Bon pas d’illusions non plus, il faut identifier ce qu’on y perd aussi, le partenariat pouvant devenir une activité très chronophage, en particulier quand il s’agit d’un partenariat officiel, scellé par un joli contrat, une forme de Pacte de solidarité professionnelle, ou un mariage (Denis, si tu me lis…)

Quels sont les limites à fixer à un partenariat ? Les mêmes que pour les amis : je te prête mon appartement, mais pas ma femme : Pour un temps définis, et avec les limitations d’usage : que mes slips restent dans le tiroir, et si tu  vides le frigo, tu penses à refaire les courses. Bref, rien que de très surprenant, mais aujourd’hui le partnership s’apparente plus à du couchsurfing qu’à de la franche amicalité, ça reste cordiale, mais on peut le faire parfois avec de parfait inconnus, et tout particulièrement des gens qui font complètement autre chose que nous. Et c’est donc là qu’intervient la notion de stratégie.
Comme pour le couchSurfing peut permettre de multiplier des contacts « exotiques » avec des gens de différentes cultures pour échanger, partager, apprendre, et voyager aussi, faire du nouveau, le partenariat peut s’inscrire dans la conquête de nouveaux marchés inexplorés, ou simplement toucher du doigt des consommateurs dont on ne soupçonnait pas encore l’existence qui peuvent s’avérer fort rentables (pour peu qu’on apprenne un minimum la langue), et avec la diversification des produits, la diversification des offres, peut apparaitre une stratégie de partenariat atypique.

La problématique d’un partenariat c’est qu’il engage deux (ou plus) entités à échanger dans un format très… formalisé, avec des quantifications… très quantifiées, des rétributions très… marchandisées, mais rien que de très fructueux en soi.
Pourquoi ?

–          Parce qu’on perd du temps à vérifier que les taux de rétributions sont bien du montant fixé sur le contrat,

–          Parce qu’on doit limiter les échanges à des données particulières, mais ne pas rendre autonome, le partenariat c’est aussi une interdépendance de principe.

–          Parce qu’on doit affecter des ressources à la gestion des partenaires que ce soit pour la conquête ou pour le suivi.

–          Parce qu’on prend le risque d’être le point de réception des insatisfactions clients pour les services que ne fournissent que nos partenaires et que ça pourrait nuire à notre relation client.

Le partenariat tant donc à la frilosité la plupart du temps pour ces raisons (et bien d’autres) alors que les exemples de partenariats, entre frères ennemis comme entre lorel et hardy, sont profusion sur le marché des success story.
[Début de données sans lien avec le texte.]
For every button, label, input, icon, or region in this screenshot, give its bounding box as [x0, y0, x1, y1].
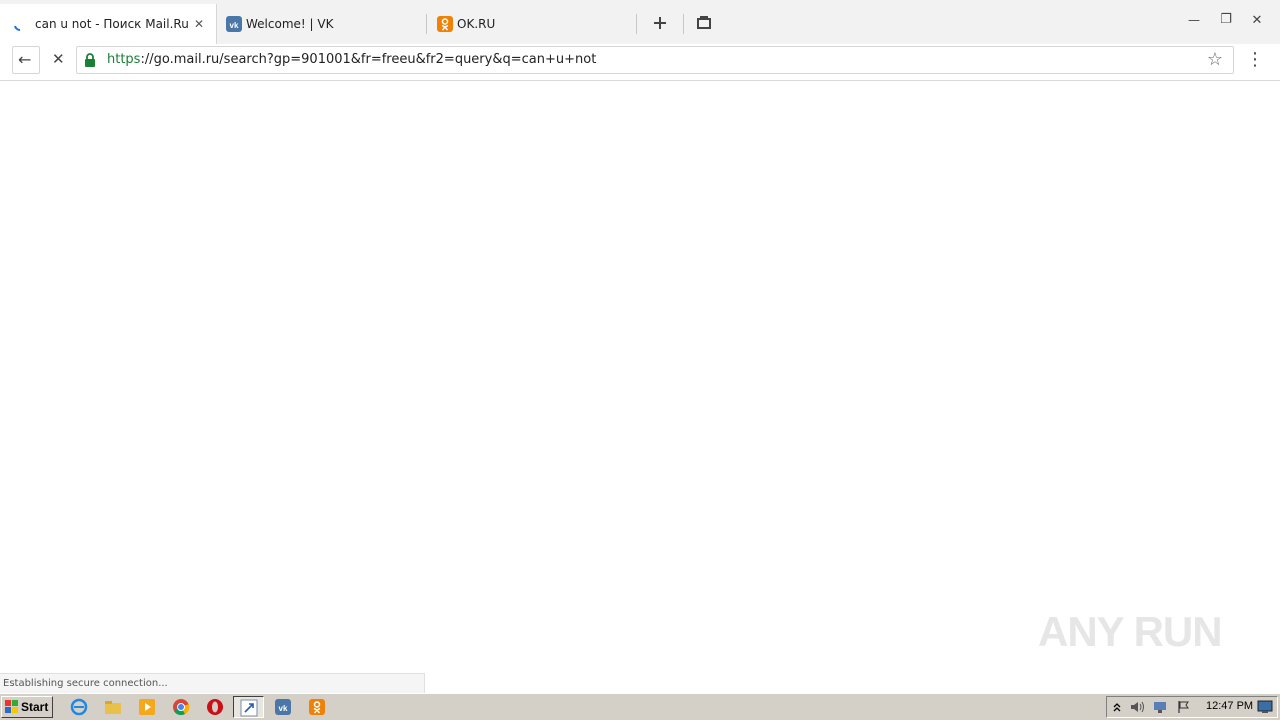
speaker-icon[interactable]: [1129, 700, 1145, 714]
svg-text:vk: vk: [230, 21, 239, 30]
svg-text:vk: vk: [279, 704, 288, 713]
windows-logo-icon: [5, 700, 18, 713]
back-button[interactable]: ←: [12, 46, 40, 74]
tab-close-icon[interactable]: ✕: [192, 16, 206, 32]
desktop-icon[interactable]: [1257, 700, 1273, 714]
url-scheme: https: [107, 52, 141, 67]
opera-icon[interactable]: [206, 698, 224, 716]
start-button[interactable]: Start: [1, 696, 53, 718]
flag-icon[interactable]: [1177, 700, 1191, 714]
url-path: ://go.mail.ru/search?gp=901001&fr=freeu&…: [140, 52, 597, 67]
url-text: https://go.mail.ru/search?gp=901001&fr=f…: [107, 52, 596, 68]
start-label: Start: [21, 700, 49, 714]
media-player-icon[interactable]: [138, 698, 156, 716]
minimize-icon[interactable]: —: [1186, 13, 1202, 27]
app-window-icon: [240, 699, 258, 717]
anyrun-watermark: ANY RUN: [1038, 608, 1223, 655]
restore-icon[interactable]: ❐: [1218, 12, 1234, 27]
stop-button[interactable]: ✕: [44, 46, 74, 74]
status-bubble: Establishing secure connection...: [0, 673, 425, 693]
vk-taskbar-icon[interactable]: vk: [274, 698, 292, 716]
ok-icon: [437, 16, 453, 32]
browser-toolbar: ← ✕ https://go.mail.ru/search?gp=901001&…: [0, 44, 1280, 81]
new-tab-icon[interactable]: [652, 15, 668, 31]
loading-spinner-icon: [14, 25, 21, 31]
tab-ok[interactable]: OK.RU: [427, 4, 637, 44]
ok-taskbar-icon[interactable]: [308, 698, 326, 716]
tab-title: OK.RU: [457, 17, 496, 31]
tab-title: Welcome! | VK: [246, 17, 334, 31]
chrome-icon[interactable]: [172, 698, 190, 716]
back-arrow-icon: ←: [18, 50, 32, 69]
secure-lock-icon: [85, 53, 95, 67]
tab-strip: can u not - Поиск Mail.Ru ✕ vk Welcome! …: [0, 0, 1280, 44]
taskbar: Start vk 12:47 PM: [0, 693, 1280, 720]
address-bar[interactable]: https://go.mail.ru/search?gp=901001&fr=f…: [76, 46, 1234, 74]
window-close-icon[interactable]: ✕: [1249, 13, 1265, 28]
file-explorer-icon[interactable]: [104, 698, 122, 716]
chevron-up-icon[interactable]: [1112, 700, 1122, 714]
tab-mail-search[interactable]: can u not - Поиск Mail.Ru ✕: [0, 4, 217, 44]
page-content: ANY RUN: [0, 81, 1280, 693]
menu-icon[interactable]: ⋮: [1246, 49, 1264, 70]
clock: 12:47 PM: [1206, 700, 1254, 712]
network-icon[interactable]: [1152, 700, 1168, 714]
tab-overview-icon[interactable]: [696, 15, 712, 31]
tab-title: can u not - Поиск Mail.Ru: [35, 17, 189, 31]
active-taskbar-button[interactable]: [233, 696, 264, 718]
internet-explorer-icon[interactable]: [70, 698, 88, 716]
tab-vk[interactable]: vk Welcome! | VK: [217, 4, 427, 44]
vk-icon: vk: [226, 16, 242, 32]
stop-icon: ✕: [52, 50, 65, 68]
bookmark-star-icon[interactable]: ☆: [1207, 49, 1223, 70]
Regardez Cocal-cola et Pepsi qui font des campagnes comparatives jumelées en se tapant la bourre sur les parts d’un marché du soda qu’ils ne divisent presque qu’en deux. Regardez les opérateurs téléphoniques, qui ne pratiquent pas les même type de forfaits pour éviter les comparaisons, lancent quasiment en même temps leurs offres « similaires », récupèrent les insatisfaits les uns des autres, et s’assurent une place sur le bateau (ce n’est qu’un secret de polichinelle). Bon, ces stratégies de partenariats sont basé sur la concurrence, c’est l’amour vache, ou partenariat B2B (Back to Back – dos à dos ou multi facette, si on souhaite changer de visage on fait pivoter le manège et on change de monture –mais finalement on paye pareil…). Mais on rencontre d’autres type de partenariats un petit moins évidant, et plus de l’ordre du lardon avec la patate basés sur l’union de 2 expertises pour une même cible potentielle, mais pour des services différents et complémentaires : ce sont les sociétés de type  coursier et vendeur de café ou de type assurance et crédit, ou encore hardware-software. Bien sûr dans ce cas de figure on essaye tant que faire se peut de se mettre à l’abri de se faire voler sa compétence par le ou les partenaires, on inscrits des clauses qui dispensent gentiment (et avec force avocats) de s’approprier le corps de métier (sans lubrification préalable).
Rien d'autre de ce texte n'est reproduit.